Toyota Pantau Pelemahan Rupiah demi Tahan Kenaikan Harga Mobil

PT Toyota Astra Motor (TAM) tengah memantau pergerakan nilai tukar rupiah terhadap dolar Amerika Serikat yang telah menembus angka Rp17.600 demi menahan lonjakan harga jual kendaraan di Indonesia. Langkah pengawasan dan efisiensi kini dilakukan bersama seluruh pemangku kepentingan industri otomotif guna menekan dampak buruk penurunan mata uang domestik tersebut.

Kondisi pasar otomotif nasional terancam terdampak oleh lonjakan kurs mata uang asing yang terpantau pada Jumat (15-5-2026). Dilansir dari Medcom, pabrikan asal Jepang ini berharap agar nilai tukar dolar Amerika Serikat segera melandai sehingga penyesuaian tarif jual produk kendaraan tidak perlu diberlakukan kepada konsumen.

Sikap resmi korporasi tersebut disampaikan langsung oleh Marketing Director PT Toyota Astra Motor (TAM), Bansar Maduma, pada Sabtu (16/5/2026) di Senayan, Jakarta Pusat. Pihak manajemen distributor berkomitmen untuk terus mengawal fluktuasi kurs bersama jaringan manufaktur dan penyuplai komponen.

"Kita terus akan monitor pergerakan. Yang pastinya adalah seperti yang kami sampaikan, kami sebagai Toyota Indonesia, dealer, distributor, kemudian manufacturer, dan juga supplier, ingin meminimalisir dampak ini," ujar Bansar Maduma, Marketing Director PT Toyota Astra Motor (TAM).

Evaluasi berkala terus berjalan di internal perusahaan otomotif tersebut guna merespons dinamika ekonomi global. Penurunan nilai mata uang asing diharapkan dapat menjadi solusi utama agar struktur modal pabrikan tetap stabil tanpa membebani masyarakat.

"Jadi kita akan monitor terus nih. Ya mudah-mudahan memang nanti kedepannya dollar akan menurun, sehingga kita bisa meminimalisir dampak yang ada. Mudah-mudahan juga kalau misalkan turun terus ke depannya, ya tidak perlu (kenaikan harga)," lanjut Bansar Maduma, Marketing Director PT Toyota Astra Motor (TAM).

Komunikasi intensif saat ini juga dibangun oleh internal Toyota bersama para pelaku usaha di sepanjang rantai pasok industri.

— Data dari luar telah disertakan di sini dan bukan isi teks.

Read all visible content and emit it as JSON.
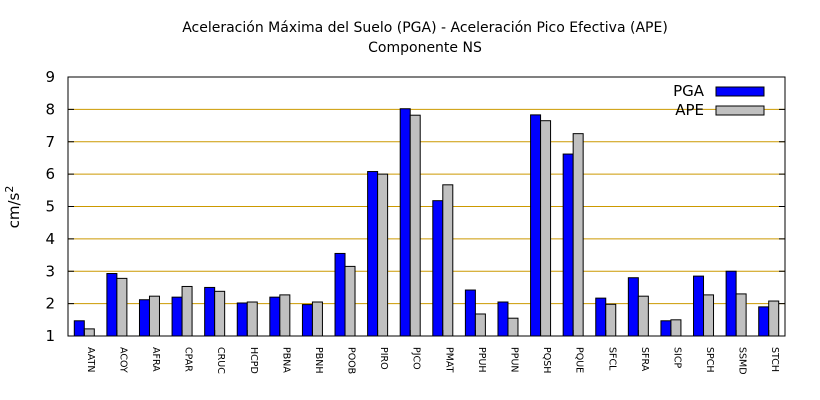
{
  "chart_data": {
    "type": "bar",
    "title": "Aceleración Máxima del Suelo (PGA) -  Aceleración Pico Efectiva (APE)",
    "subtitle": "Componente NS",
    "ylabel": "cm/s",
    "ylabel_superscript": "2",
    "xlabel": "",
    "ylim": [
      1,
      9
    ],
    "yticks": [
      "1",
      "2",
      "3",
      "4",
      "5",
      "6",
      "7",
      "8",
      "9"
    ],
    "grid": true,
    "legend_position": "top-right",
    "categories": [
      "AATN",
      "ACOY",
      "AFRA",
      "CPAR",
      "CRUC",
      "HCPD",
      "PBNA",
      "PBNH",
      "POOB",
      "PIRO",
      "PJCO",
      "PMAT",
      "PPUH",
      "PPUN",
      "PQSH",
      "PQUE",
      "SFCL",
      "SFRA",
      "SICP",
      "SPCH",
      "SSMD",
      "STCH"
    ],
    "series": [
      {
        "name": "PGA",
        "color": "#0000ff",
        "values": [
          1.47,
          2.93,
          2.12,
          2.2,
          2.5,
          2.02,
          2.2,
          1.97,
          3.55,
          6.08,
          8.02,
          5.18,
          2.42,
          2.05,
          7.83,
          6.62,
          2.17,
          2.8,
          1.47,
          2.85,
          3.0,
          1.9
        ]
      },
      {
        "name": "APE",
        "color": "#c0c0c0",
        "values": [
          1.22,
          2.78,
          2.23,
          2.53,
          2.38,
          2.05,
          2.27,
          2.05,
          3.15,
          6.0,
          7.82,
          5.67,
          1.68,
          1.55,
          7.65,
          7.25,
          1.98,
          2.23,
          1.5,
          2.27,
          2.3,
          2.08
        ]
      }
    ]
  }
}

Upaya penghematan anggaran operasional menjadi agenda utama dalam diskusi bersama tersebut agar beban biaya produksi akibat pelemahan rupiah bisa diredam.

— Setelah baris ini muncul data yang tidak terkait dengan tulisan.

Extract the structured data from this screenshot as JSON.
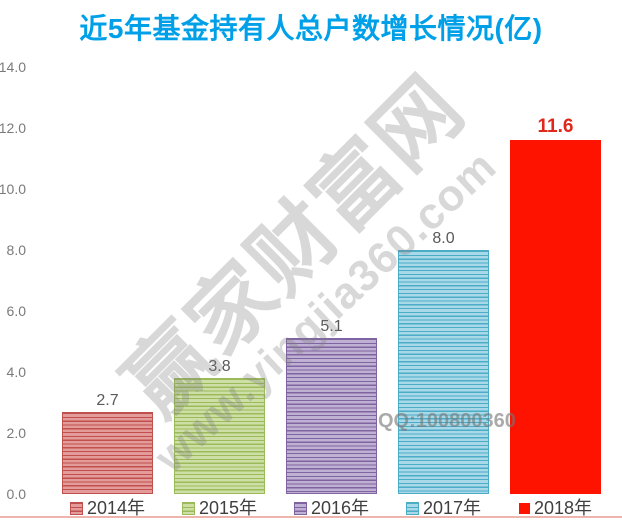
{
  "title": "近5年基金持有人总户数增长情况(亿)",
  "watermark": {
    "brand": "赢家财富网",
    "site": "www.yingjia360.com",
    "qq": "QQ:100800360"
  },
  "colors": {
    "title": "#00A0E9",
    "axis_label": "#7A7A7A",
    "legend_text": "#3F3F3F",
    "bottom_line": "#EDB5AE",
    "watermark": "rgba(127,127,127,0.30)",
    "watermark_qq": "rgba(118,118,118,0.62)"
  },
  "chart_data": {
    "type": "bar",
    "title": "近5年基金持有人总户数增长情况(亿)",
    "categories": [
      "2014年",
      "2015年",
      "2016年",
      "2017年",
      "2018年"
    ],
    "values": [
      2.7,
      3.8,
      5.1,
      8.0,
      11.6
    ],
    "value_labels": [
      "2.7",
      "3.8",
      "5.1",
      "8.0",
      "11.6"
    ],
    "value_label_colors": [
      "#595959",
      "#595959",
      "#595959",
      "#595959",
      "#DE281B"
    ],
    "xlabel": "",
    "ylabel": "",
    "ylim": [
      0,
      14
    ],
    "ytick_step": 2,
    "ytick_labels": [
      "0.0",
      "2.0",
      "4.0",
      "6.0",
      "8.0",
      "10.0",
      "12.0",
      "14.0"
    ],
    "grid": false,
    "axis_lines": false,
    "legend_position": "bottom",
    "series_styles": [
      {
        "name": "2014年",
        "pattern": "horizontal-stripes",
        "light": "#E49C9B",
        "dark": "#C0504D"
      },
      {
        "name": "2015年",
        "pattern": "horizontal-stripes",
        "light": "#CDDFA7",
        "dark": "#9BBB59"
      },
      {
        "name": "2016年",
        "pattern": "horizontal-stripes",
        "light": "#BFB1D3",
        "dark": "#8064A2"
      },
      {
        "name": "2017年",
        "pattern": "horizontal-stripes",
        "light": "#A9D9E8",
        "dark": "#4BACC6"
      },
      {
        "name": "2018年",
        "pattern": "solid",
        "light": "#FE1200",
        "dark": "#FE1200"
      }
    ]
  }
}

"Kita sebetulnya memang juga mencoba berdiskusi dengan semua pihak, semua stakeholder dalam bagaimana kita menyiapkan kendaraan, kita juga melakukan banyak efisiensi untuk bagaimana bisa menanggulangi kenaikan tersebut," kata Bansar Maduma, Marketing Director PT Toyota Astra Motor (TAM).

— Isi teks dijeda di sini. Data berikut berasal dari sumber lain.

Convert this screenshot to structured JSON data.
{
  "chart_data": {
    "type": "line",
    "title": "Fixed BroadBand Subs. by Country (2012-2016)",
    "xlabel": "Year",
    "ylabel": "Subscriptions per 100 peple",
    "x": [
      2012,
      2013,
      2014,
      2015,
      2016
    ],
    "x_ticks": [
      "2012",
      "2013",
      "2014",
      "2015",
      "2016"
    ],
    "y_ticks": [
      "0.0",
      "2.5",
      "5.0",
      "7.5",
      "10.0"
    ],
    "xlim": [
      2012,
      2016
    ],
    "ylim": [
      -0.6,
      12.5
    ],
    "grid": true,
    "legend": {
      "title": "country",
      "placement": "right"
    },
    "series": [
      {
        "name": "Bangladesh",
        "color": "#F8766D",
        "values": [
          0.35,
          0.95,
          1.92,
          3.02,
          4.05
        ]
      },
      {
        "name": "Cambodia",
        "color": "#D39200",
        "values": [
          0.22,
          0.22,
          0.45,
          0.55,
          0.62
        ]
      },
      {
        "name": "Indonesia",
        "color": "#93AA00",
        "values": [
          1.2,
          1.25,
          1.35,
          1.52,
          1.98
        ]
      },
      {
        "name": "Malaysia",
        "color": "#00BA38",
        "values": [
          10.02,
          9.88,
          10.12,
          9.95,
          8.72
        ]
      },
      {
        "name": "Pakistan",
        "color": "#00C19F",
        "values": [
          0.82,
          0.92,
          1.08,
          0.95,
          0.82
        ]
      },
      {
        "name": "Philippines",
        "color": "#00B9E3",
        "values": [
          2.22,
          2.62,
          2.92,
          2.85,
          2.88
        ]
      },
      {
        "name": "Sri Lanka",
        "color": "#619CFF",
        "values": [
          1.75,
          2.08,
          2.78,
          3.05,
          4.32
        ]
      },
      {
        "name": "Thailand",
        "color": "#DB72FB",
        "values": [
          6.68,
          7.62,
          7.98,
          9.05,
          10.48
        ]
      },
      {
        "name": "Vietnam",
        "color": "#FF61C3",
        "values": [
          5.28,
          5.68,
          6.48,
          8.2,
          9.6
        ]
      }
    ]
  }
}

Formulasi kebijakan internal perusahaan mengenai harga jual kendaraan masa depan hingga kini masih digodok secara matang. Manajemen menegaskan bahwa proteksi terhadap daya beli konsumen dari dampak negatif pelemahan ekonomi menjadi prioritas sekaligus tantangan terbesar saat ini.

"Karena itu, kita masih belum bisa sampaikan sekarang. Yang pasti itu menjadi tantangan kita bagaimana kita bisa meminimalisir dampak yang terjadi di konsumen," lanjut Bansar Maduma, Marketing Director PT Toyota Astra Motor (TAM).